What is it?
A learning agenda includes (1) a set of questions addressing critical knowledge gaps (2) a set of associated activities to answer them and (3) products aimed at disseminating findings and designed with usage and application in mind. A learning agenda can help you:
- Test and explore assumptions and hypotheses throughout implementation and stay open to the possibility that your assumptions and hypotheses are not accurate;
- Fill knowledge gaps that remain during implementation start-up;
- Make more informed decisions and support making your work more effective and efficient.
A learning agenda can also be a useful process through which to collaborate with peers and colleagues, fill gaps in knowledge and generate new evidence that we can then use to adapt our work. It can also help guide performance management planning by setting knowledge and information priorities. For example, a learning agenda can assist with prioritizing evaluations and research activities as well as in determining key indicators.
Ideally, you should develop a learning agenda during the design phase of a strategy, project, or activity, after you have developed a results framework or development hypotheses.
Guidance and Tools
Need help getting started?
Consider using the CLA Maturity Tool to explore how your team approaches learning.
Stay open and curious. Be open to the possibility that your development hypothesis/theory of change could be wrong.
- Collaborate with peers. Learning agendas provide opportunities to engage in iterative, consultative processes that can foster engagement and buy-in, enhance learning agenda relevance and use, and facilitate coordination and collaboration. However, it is also important to know when and how to limit consensus-building to keep efforts moving forward and avoid “consensus fatigue.”
- Engage with external stakeholders, especially local knowledge sources. Collaboration is critical in establishing and implementing learning agendas. Bringing stakeholders into the design process will improve the quality of the learning questions and increase buy-in and stakeholders’ willingness to contribute to the implementation of learning activities.

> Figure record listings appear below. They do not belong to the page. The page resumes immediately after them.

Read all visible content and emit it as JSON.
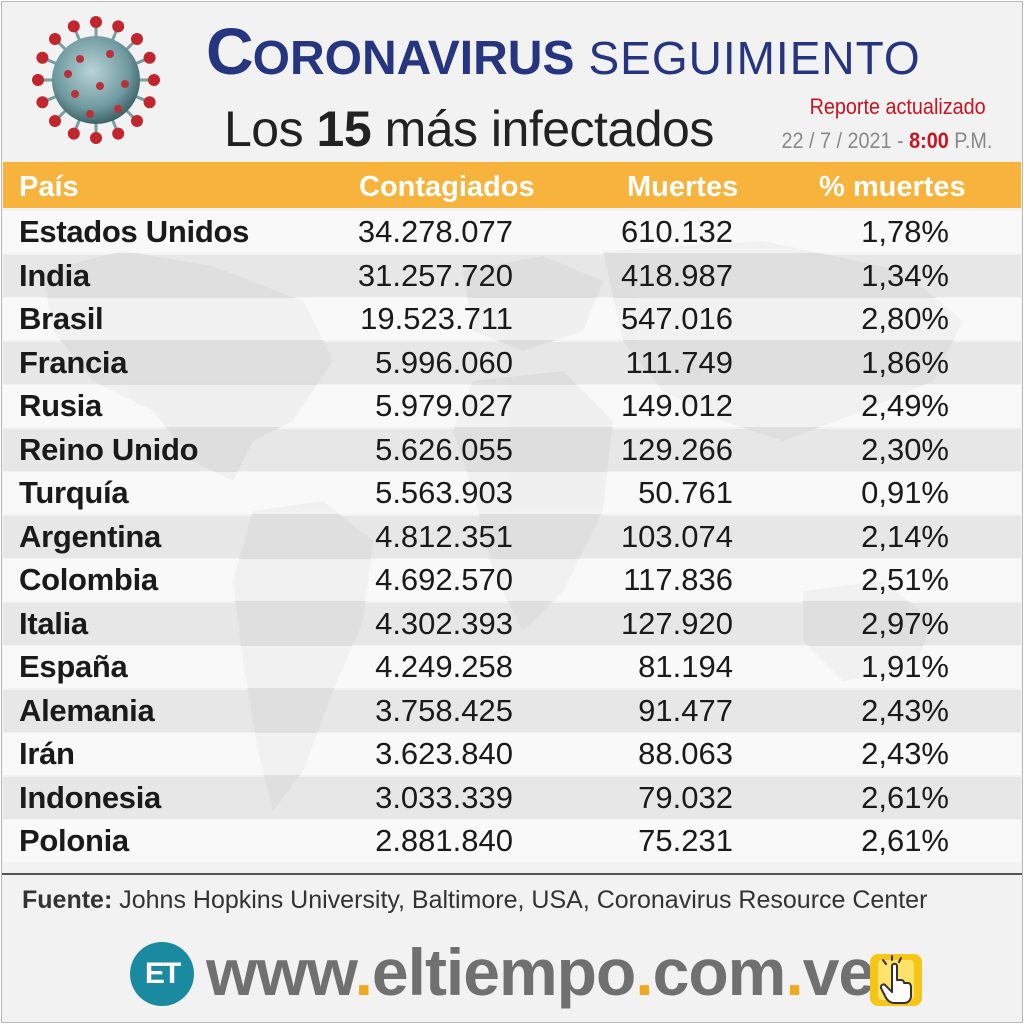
{
  "header": {
    "title_initial": "C",
    "title_rest": "ORONAVIRUS",
    "title_suffix": "SEGUIMIENTO",
    "subtitle_pre": "Los",
    "subtitle_num": "15",
    "subtitle_post": "más infectados",
    "report_label": "Reporte actualizado",
    "report_date": "22 / 7 / 2021 - ",
    "report_time": "8:00",
    "report_ampm": " P.M.",
    "virus_icon": "coronavirus-icon"
  },
  "table": {
    "headers": [
      "País",
      "Contagiados",
      "Muertes",
      "% muertes"
    ],
    "rows": [
      [
        "Estados Unidos",
        "34.278.077",
        "610.132",
        "1,78%"
      ],
      [
        "India",
        "31.257.720",
        "418.987",
        "1,34%"
      ],
      [
        "Brasil",
        "19.523.711",
        "547.016",
        "2,80%"
      ],
      [
        "Francia",
        "5.996.060",
        "111.749",
        "1,86%"
      ],
      [
        "Rusia",
        "5.979.027",
        "149.012",
        "2,49%"
      ],
      [
        "Reino Unido",
        "5.626.055",
        "129.266",
        "2,30%"
      ],
      [
        "Turquía",
        "5.563.903",
        "50.761",
        "0,91%"
      ],
      [
        "Argentina",
        "4.812.351",
        "103.074",
        "2,14%"
      ],
      [
        "Colombia",
        "4.692.570",
        "117.836",
        "2,51%"
      ],
      [
        "Italia",
        "4.302.393",
        "127.920",
        "2,97%"
      ],
      [
        "España",
        "4.249.258",
        "81.194",
        "1,91%"
      ],
      [
        "Alemania",
        "3.758.425",
        "91.477",
        "2,43%"
      ],
      [
        "Irán",
        "3.623.840",
        "88.063",
        "2,43%"
      ],
      [
        "Indonesia",
        "3.033.339",
        "79.032",
        "2,61%"
      ],
      [
        "Polonia",
        "2.881.840",
        "75.231",
        "2,61%"
      ]
    ]
  },
  "source": {
    "label": "Fuente:",
    "text": " Johns Hopkins University, Baltimore, USA, Coronavirus Resource Center"
  },
  "footer": {
    "logo_text": "ET",
    "url_parts": [
      "www",
      ".",
      "eltiempo",
      ".",
      "com",
      ".",
      "ve"
    ],
    "hand_icon": "pointing-hand-icon"
  },
  "colors": {
    "title": "#26357f",
    "header_bar": "#f7b33c",
    "report_red": "#c8141e",
    "logo_teal": "#1a8aa0",
    "url_dot": "#f0a81c"
  }
}
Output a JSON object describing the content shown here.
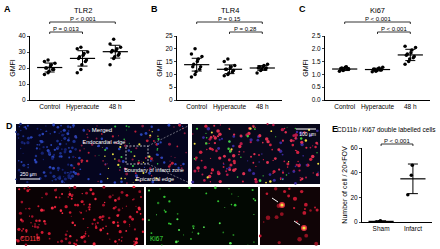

Moreover, checking whether other stakeholders have already explored your learning questions will help you avoid reinvestigating a question.
- Include learning activities that go beyond traditional M&E. Learning for continuous improvement often requires multiple knowledge sources. These should often include monitoring and evaluation activities, but they can also include activities like in-person group seminars and workshops, formal presentations among working groups and communities of practice, and the collation and dissemination of case-studies and stories related to tacit knowledge and experiences.
- Keep your learning agenda alive. As you begin to answer your learning questions, further questions may arise, leading the team to question the theory of change, adjust learning questions, or modify learning activities. By evaluating your learning agenda periodically, you can ensure its continued relevance.
Making the Case
Learning agendas are becoming a more frequently used tool within U.S. government agencies and development organizations to improve organizational effectiveness and efficiency. Multiple federal agencies, including HUD, DOL, and USDA, have created and use learning agendas to inform their work, and OMB has provided guidance on learning agendas. A recent landscape analysis identified 17 learning agendas within USAID/Washington.